Opinion | What we can learn from the data on nonfatal police shootings

After Michael Brown, an unarmed Black man, was killed in 2014 by police in Ferguson, Mo., Post reporters set out to answer a simple question. Exactly how many people are shot and killed by police? The FBI collects data but reporting by police departments is voluntary and many don’t participate. The Post investigation found that nearly 1,000 people — more than twice the number listed by the FBI — died in police-involved shootings in 2015. But those startling numbers (which sadly have remained unchanged each year since The Post started its database) were only part of the story. Also important is how many are shot by police and survive. A new Post investigation finds those numbers are equally startling.

The Post’s investigation examined 156 police departments that recorded five or more deadly police shootings from 2015 to 2020 and found that in addition to the 2,137 people who were killed, 1,609 were shot and wounded. The departments examined by The Post, ranging in size from small rural ones to those in major metropolitan areas, account for just a fraction of the more than 18,000 federal, state, local and tribal law enforcement agencies in the United States, and so the figures provided only a narrow look at what is clearly a much wider problem. That there are no good numbers and no real scrutiny of nonfatal police shootings hinders the ability to devise strategies to address — and hopefully reduce — the use of lethal force.

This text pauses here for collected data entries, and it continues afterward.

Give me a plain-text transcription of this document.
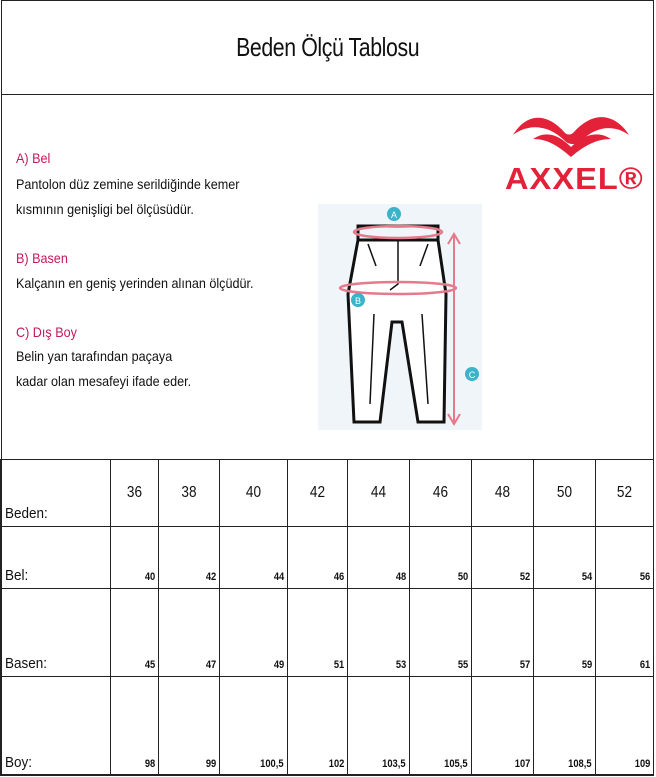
Beden Ölçü Tablosu
A) Bel
Pantolon düz zemine serildiğinde kemer
kısmının genişligi bel ölçüsüdür.
B) Basen
Kalçanın en geniş yerinden alınan ölçüdür.
C) Dış Boy
Belin yan tarafından paçaya
kadar olan mesafeyi ifade eder.
AXXEL®
A
B
C
Beden:	36	38	40	42	44	46	48	50	52

Bel:	40	42	44	46	48	50	52	54	56

Basen:	45	47	49	51	53	55	57	59	61

Boy:	98	99	100,5	102	103,5	105,5	107	108,5	109
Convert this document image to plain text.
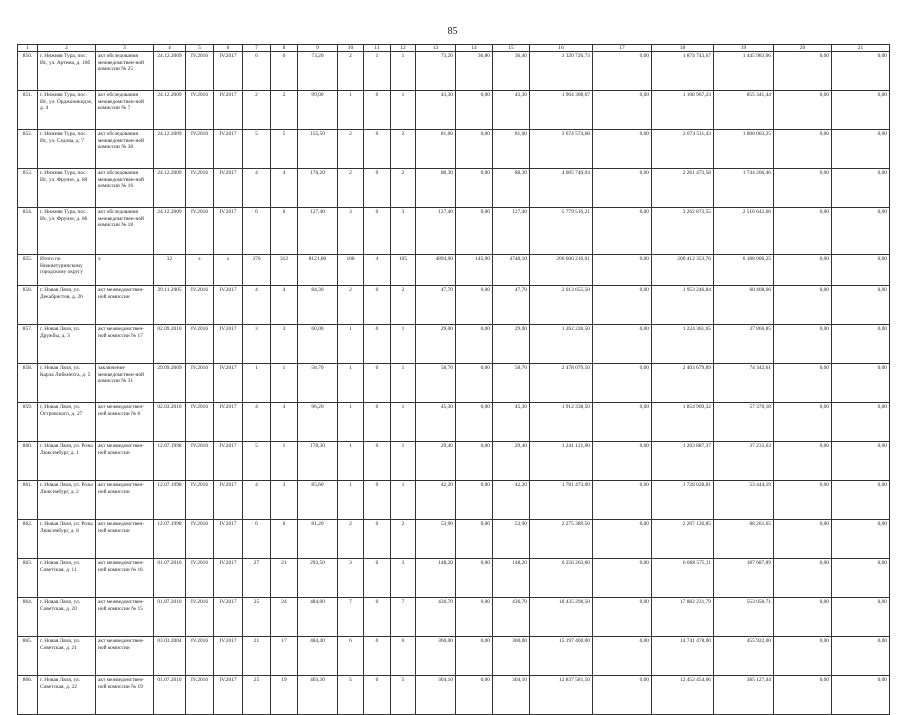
85
1	2	3	4	5	6	7	8	9	10	11	12	13	14	15	16	17	18	19	20	21
850.	г. Нижняя Тура, пос. Ис, ул. Артема, д. 16б	акт обследования межведомствен-ной комиссии № 25	24.12.2009	IV.2016	IV.2017	6	6	73,20	2	1	1	73,20	36,80	36,40	3 320 726,73	0,00	1 874 743,67	1 445 983,06	0,00	0,00
851.	г. Нижняя Тура, пос. Ис, ул. Орджоникидзе, д. 4	акт обследования межведомствен-ной комиссии № 7	24.12.2009	IV.2016	IV.2017	2	2	99,00	1	0	1	43,30	0,00	43,30	1 964 308,67	0,00	1 108 967,23	855 341,44	0,00	0,00
852.	г. Нижняя Тура, пос. Ис, ул. Седова, д. 7	акт обследования межведомствен-ной комиссии № 38	24.12.2009	IV.2016	IV.2017	5	5	155,50	2	0	2	81,00	0,00	81,00	3 674 574,68	0,00	2 074 511,43	1 600 063,25	0,00	0,00
853.	г. Нижняя Тура, пос. Ис, ул. Фрунзе, д. 80	акт обследования межведомствен-ной комиссии № 16	24.12.2009	IV.2016	IV.2017	4	4	176,20	2	0	2	88,30	0,00	88,30	4 005 740,04	0,00	2 261 473,58	1 744 266,46	0,00	0,00
854.	г. Нижняя Тура, пос. Ис, ул. Фрунзе, д. 86	акт обследования межведомствен-ной комиссии № 18	24.12.2009	IV.2016	IV.2017	6	6	127,40	3	0	3	127,40	0,00	127,40	5 779 516,21	0,00	3 262 873,55	2 516 642,66	0,00	0,00
855.	Итого по Нижнетуринскому городскому округу	х	32	х	х	376	312	8121,80	108	4	105	4894,00	145,90	4748,10	206 600 210,01	0,00	200 412 353,76	6 188 006,25	0,00	0,00
856.	г. Новая Ляля, ул. Декабристов, д. 26	акт межведомствен-ной комиссии	29.11.2005	IV.2016	IV.2017	4	4	84,30	2	0	2	47,70	0,00	47,70	2 013 655,50	0,00	1 953 246,84	60 408,66	0,00	0,00
857.	г. Новая Ляля, ул. Дружбы, д. 3	акт межведомствен-ной комиссии № 17	02.09.2010	IV.2016	IV.2017	3	3	60,00	1	0	1	29,00	0,00	29,00	1 262 228,50	0,00	1 224 361,65	37 866,85	0,00	0,00
858.	г. Новая Ляля, ул. Карла Либкнехта, д. 5	заключение межведомствен-ной комиссии № 31	29.09.2009	IV.2016	IV.2017	1	1	58,70	1	0	1	58,70	0,00	58,70	2 478 079,50	0,00	2 403 679,89	74 342,61	0,00	0,00
859.	г. Новая Ляля, ул. Островского, д. 27	акт межведомствен-ной комиссии № 6	02.03.2010	IV.2016	IV.2017	4	4	96,20	1	0	1	45,30	0,00	45,30	1 912 338,50	0,00	1 854 969,32	57 370,18	0,00	0,00
860.	г. Новая Ляля, ул. Розы Люксембург, д. 1	акт межведомствен-ной комиссии	12.07.1998	IV.2016	IV.2017	5	1	178,30	1	0	1	29,40	0,00	29,40	1 241 121,00	0,00	1 203 887,37	37 233,63	0,00	0,00
861.	г. Новая Ляля, ул. Розы Люксембург, д. 2	акт межведомствен-ной комиссии	12.07.1998	IV.2016	IV.2017	4	3	85,60	1	0	1	42,20	0,00	42,20	1 781 473,00	0,00	1 728 028,81	53 444,19	0,00	0,00
862.	г. Новая Ляля, ул. Розы Люксембург, д. 8	акт межведомствен-ной комиссии	12.07.1998	IV.2016	IV.2017	6	6	81,20	2	0	2	53,90	0,00	53,90	2 275 389,50	0,00	2 207 126,85	68 261,65	0,00	0,00
863.	г. Новая Ляля, ул. Советская, д. 11	акт межведомствен-ной комиссии № 16	01.07.2010	IV.2016	IV.2017	27	21	293,50	3	0	3	148,20	0,00	148,20	6 256 263,00	0,00	6 068 575,11	187 687,89	0,00	0,00
864.	г. Новая Ляля, ул. Советская, д. 20	акт межведомствен-ной комиссии № 15	01.07.2010	IV.2016	IV.2017	25	24	484,00	7	0	7	436,70	0,00	436,70	18 435 290,50	0,00	17 882 231,79	553 058,71	0,00	0,00
865.	г. Новая Ляля, ул. Советская, д. 21	акт межведомствен-ной комиссии	03.03.2004	IV.2016	IV.2017	21	17	484,40	6	0	6	360,00	0,00	360,00	15 197 400,00	0,00	14 741 478,00	455 922,00	0,00	0,00
866.	г. Новая Ляля, ул. Советская, д. 22	акт межведомствен-ной комиссии № 19	01.07.2010	IV.2016	IV.2017	25	19	403,30	5	0	5	304,10	0,00	304,10	12 837 581,50	0,00	12 452 454,06	385 127,44	0,00	0,00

Only a handful of states have requirements for the collection and public reporting of nonfatal police shootings, and the National Use-of-Force Data Collection established in 2015 has yet to release all of its information because one of its threshold requirements — at least 80 percent of law enforcement officers — has not been reached. That information gap makes all the more valuable the work of The Post in partnership with Berkeley Journalism’s Investigative Reporting Program. Among the findings of reporters Brian Howey, Wesley Lowery and Steven Rich: nearly all those shot were men and many struggled with addiction, homelessness and poverty. At least 1 in 5 who were shot was experiencing mental health crises and racial disparities were pronounced, with Black individuals disproportionately affected.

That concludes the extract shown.